Log should be saved to localStorage in browser or a file on server. The server log can grow very big, exceeding the available memory. This is why Logux has changeable log stores.

MemoryStore

This package contains simple in-memory store designed primarily for tests:

import { MemoryStore } from 'logux-core'
const log = new Log({ nodeId: 'server', store: new MemoryStore() })

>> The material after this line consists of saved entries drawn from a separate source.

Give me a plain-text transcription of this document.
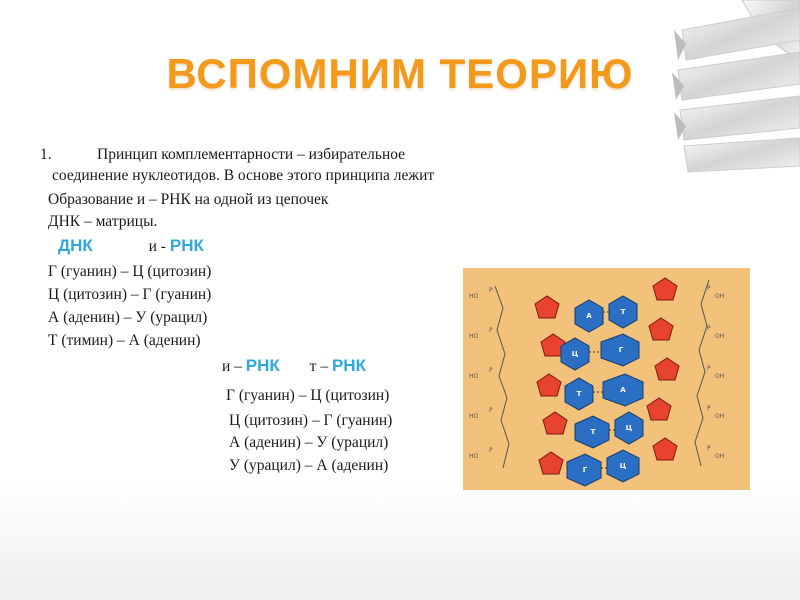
ВСПОМНИМ ТЕОРИЮ
1.	Принцип комплементарности – избирательное
соединение нуклеотидов. В основе этого принципа лежит
Образование и – РНК на одной из цепочек
ДНК – матрицы.
ДНК	и - РНК
Г (гуанин) – Ц (цитозин)
Ц (цитозин) – Г (гуанин)
А (аденин) – У (урацил)
Т (тимин) – А (аденин)
и – РНК т – РНК
Г (гуанин) – Ц (цитозин)
Ц (цитозин) – Г (гуанин)
А (аденин) – У (урацил)
У (урацил) – А (аденин)
HO
P
HO
P
HO
P
HO
P
HO
P
OH
P
OH
P
OH
P
OH
P
OH
P
А	Т
Ц	Г
Т	А
Т	Ц
Г	Ц
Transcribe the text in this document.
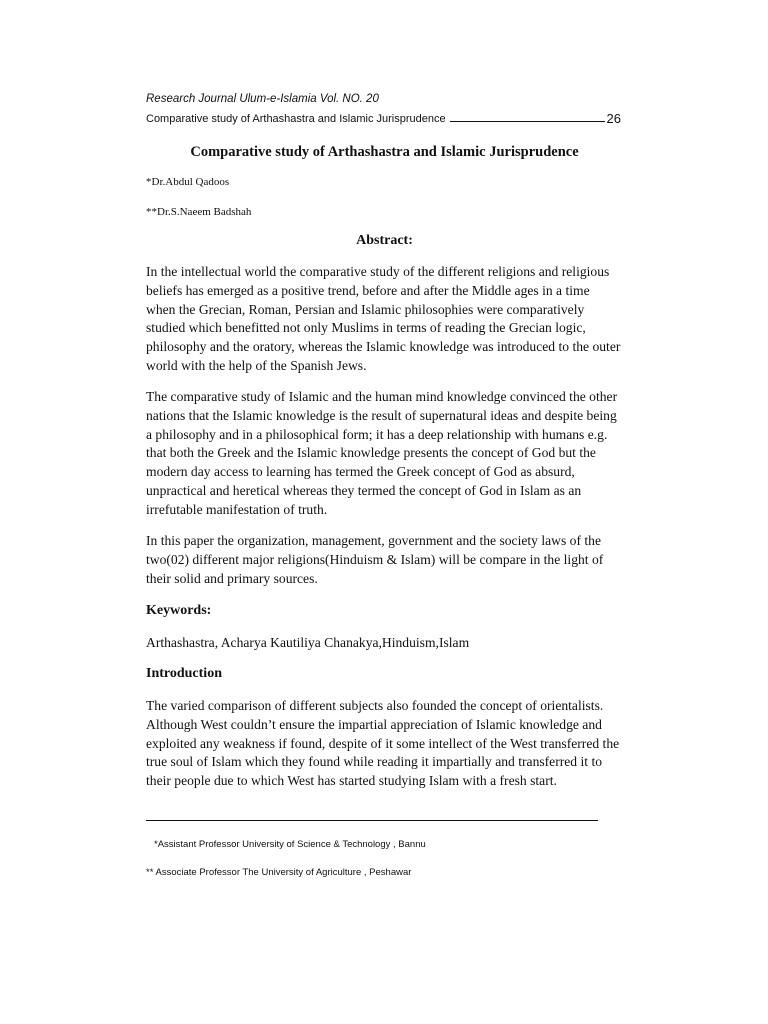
Research Journal Ulum-e-Islamia Vol. NO. 20
Comparative study of Arthashastra and Islamic Jurisprudence	26
Comparative study of Arthashastra and Islamic Jurisprudence
*Dr.Abdul Qadoos
**Dr.S.Naeem Badshah
Abstract:
In the intellectual world the comparative study of the different religions and religious beliefs has emerged as a positive trend, before and after the Middle ages in a time when the Grecian, Roman, Persian and Islamic philosophies were comparatively studied which benefitted not only Muslims in terms of reading the Grecian logic, philosophy and the oratory, whereas the Islamic knowledge was introduced to the outer world with the help of the Spanish Jews.
The comparative study of Islamic and the human mind knowledge convinced the other nations that the Islamic knowledge is the result of supernatural ideas and despite being a philosophy and in a philosophical form; it has a deep relationship with humans e.g. that both the Greek and the Islamic knowledge presents the concept of God but the modern day access to learning has termed the Greek concept of God as absurd, unpractical and heretical whereas they termed the concept of God in Islam as an irrefutable manifestation of truth.
In this paper the organization, management, government and the society laws of the two(02) different major religions(Hinduism & Islam) will be compare in the light of their solid and primary sources.
Keywords:
Arthashastra, Acharya Kautiliya Chanakya,Hinduism,Islam
Introduction
The varied comparison of different subjects also founded the concept of orientalists. Although West couldn’t ensure the impartial appreciation of Islamic knowledge and exploited any weakness if found, despite of it some intellect of the West transferred the true soul of Islam which they found while reading it impartially and transferred it to their people due to which West has started studying Islam with a fresh start.
*Assistant Professor University of Science & Technology , Bannu
** Associate Professor The University of Agriculture , Peshawar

Think about this store as a basic store realization.

Custom Store

Any object implementing these methods can be considered a Store:

  • add(entry) puts new log entry in the store. Returns a Promise with new action meta or false if action with same id was already in log.
  • has(id) does store has action with this ID.
  • remove(id) removes action.
  • get() returns a Promise loading the first page of actions in the log. Action page is an object containing an entries array in page.entries and a page.next function returning the next page Promise. Last page should not contain the page.next method.
  • changeMeta(id, diff) changes keys in action’s metadata.
  • removeReason(reason, criteria, callback) removes reason from action’s metadata and remove actions without reasons.
  • getLastAdded() returns Promise with biggest added in store.
  • getLastSynced() returns Promise with added values for latest synchronized received/sent actions.
  • setLastSynced(values) saves added values for latest synchronized received/sent actions and return Promise when they will be saved to store.
  • clean() (optional) returns Promise when store is cleaned from all the data.